For the fourth year in a row, the university is requesting flat salaries across the campus, except for faculty promotions and those whose pay must be increased by law.

The University of Arkansas at Fort Smith also plans to use reserves to cover a budget deficit.

The university is proposing to reduce expenses by $6.9 million, about 8.8% compared with what was approved for this school year. That's largely because of an expected 15% decline in enrollment, a jarring drop compared with a typical year for an Arkansas public university, where the biggest enrollment decrease last year was less than 9%.

That drop is based on surveys of high school students, college students and their parents, UAFS Chancellor Terisa Riley noted in an email to the Arkansas Democrat-Gazette.

"Other indicators include current student registration for fall semester which is trending at around 10% decline from this time last year, housing applications which is trending at a 10% decline for currently enrolled students, and financial aid applications which are down about 9%," the email reads.

As a result, the university will cut institutional scholarship and fellowship expenses by about $1.5 million, compensation by about $3 million and supplies and services by about $2.3 million. A salary freeze will continue.

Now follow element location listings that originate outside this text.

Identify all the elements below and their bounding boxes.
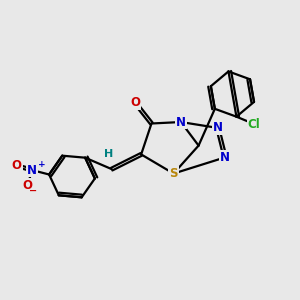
- Text: S: S: [169, 167, 178, 180]
- Text: +: +: [38, 160, 46, 169]
- Text: −: −: [29, 186, 37, 196]
- Text: Cl: Cl: [248, 118, 260, 130]
- Text: H: H: [104, 149, 113, 159]
- Text: O: O: [22, 179, 33, 192]
- Text: N: N: [213, 122, 223, 134]
- Text: N: N: [27, 164, 37, 177]
- Text: O: O: [130, 96, 140, 110]
- Text: N: N: [220, 151, 230, 164]
- Text: O: O: [12, 159, 22, 172]
- Text: N: N: [176, 116, 186, 128]
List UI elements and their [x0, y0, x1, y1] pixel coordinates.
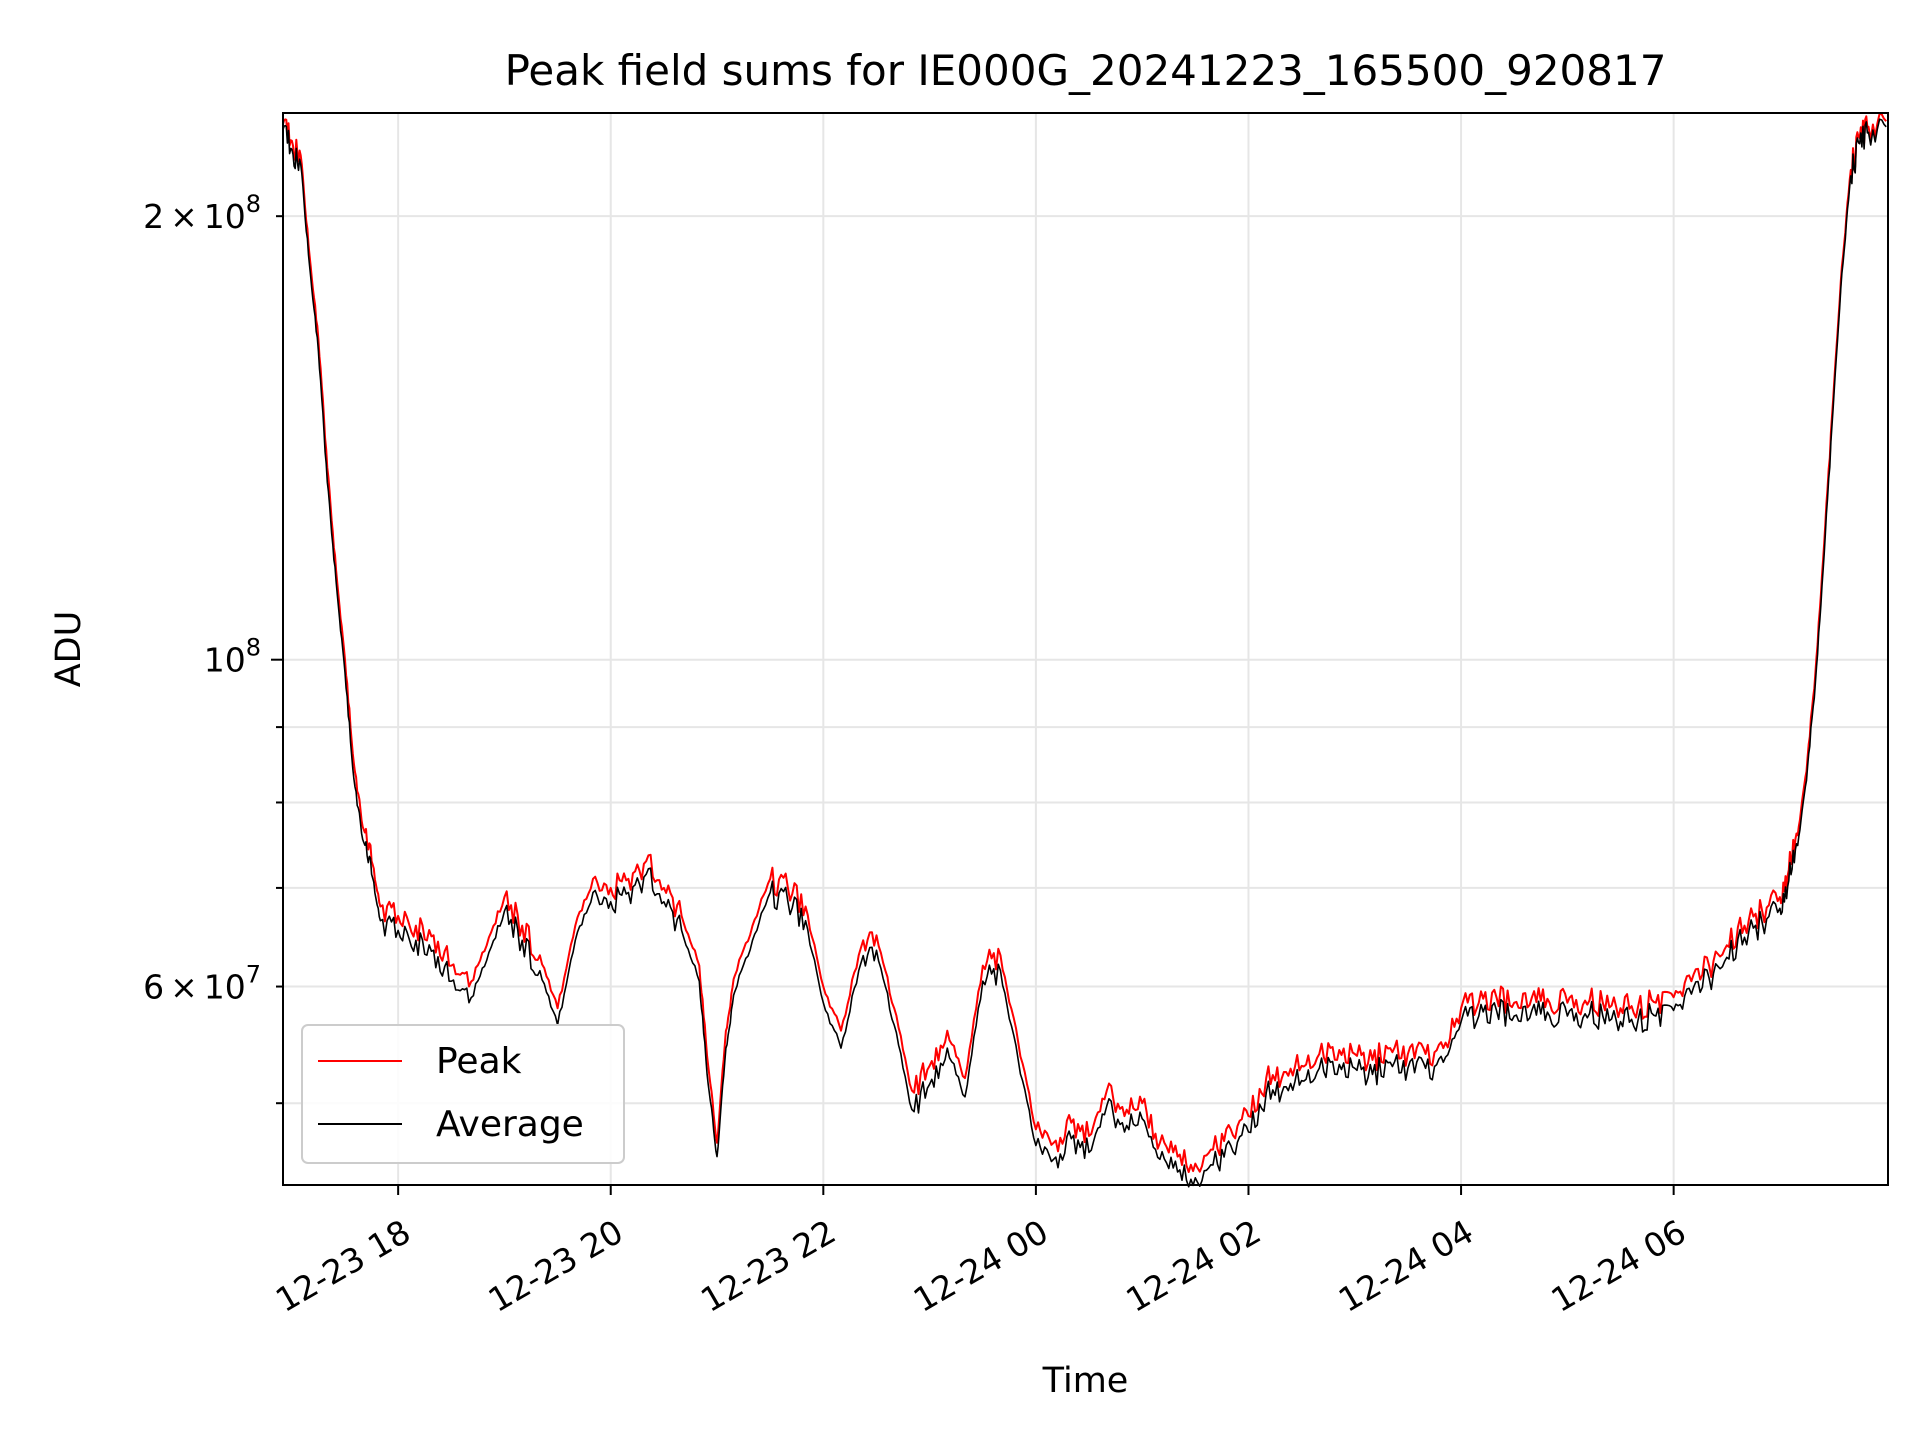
y-tick-label-times: ×	[170, 197, 198, 236]
x-axis-label: Time	[1042, 1361, 1129, 1401]
y-tick-label: 2 × 108	[143, 190, 261, 236]
legend-label-peak: Peak	[436, 1041, 522, 1082]
y-tick-label: 108	[204, 634, 261, 680]
y-tick-label-mantissa: 6	[143, 968, 164, 1007]
legend: Peak Average	[301, 1024, 625, 1164]
series-layer	[282, 112, 1887, 1188]
y-tick-label-exponent: 7	[246, 961, 261, 989]
y-axis-label: ADU	[49, 611, 89, 688]
y-tick-label-mantissa: 2	[143, 197, 164, 236]
y-tick-label-base: 10	[204, 641, 246, 680]
series-line-average	[282, 118, 1887, 1188]
y-tick-label-exponent: 8	[246, 634, 261, 662]
legend-label-average: Average	[436, 1104, 584, 1145]
y-tick-label-base: 10	[204, 197, 246, 236]
y-tick-label-base: 10	[204, 968, 246, 1007]
y-tick-label-exponent: 8	[246, 190, 261, 218]
chart-title: Peak field sums for IE000G_20241223_1655…	[505, 46, 1667, 95]
y-tick-label: 6 × 107	[143, 961, 261, 1007]
series-line-peak	[282, 112, 1887, 1174]
plot-frame	[282, 112, 1889, 1186]
y-tick-label-times: ×	[170, 968, 198, 1007]
legend-box	[301, 1024, 625, 1164]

"UAFS is planning to honor all of its institutional scholarship awards to continuing students," spokeswoman Rachel Putman said in an email.

Still, with projected losses, the university expects to come up $6.5 million short, which it intends to cover using education and general reserve fund. That fund currently stands at $9.8 million.

Several university subcommittees will evaluate internal "cost reduction and revenue enhancement ideas" and present their findings to the "University Budget Council, a group of administrators, faculty, staff, and students that advises the Chancellor on University budget issues," according to the email.

"There are currently no plans to lay off or furlough employees. If it were to become necessary to consider such action, it would be well vetted through the structure and broadly representative groups described above."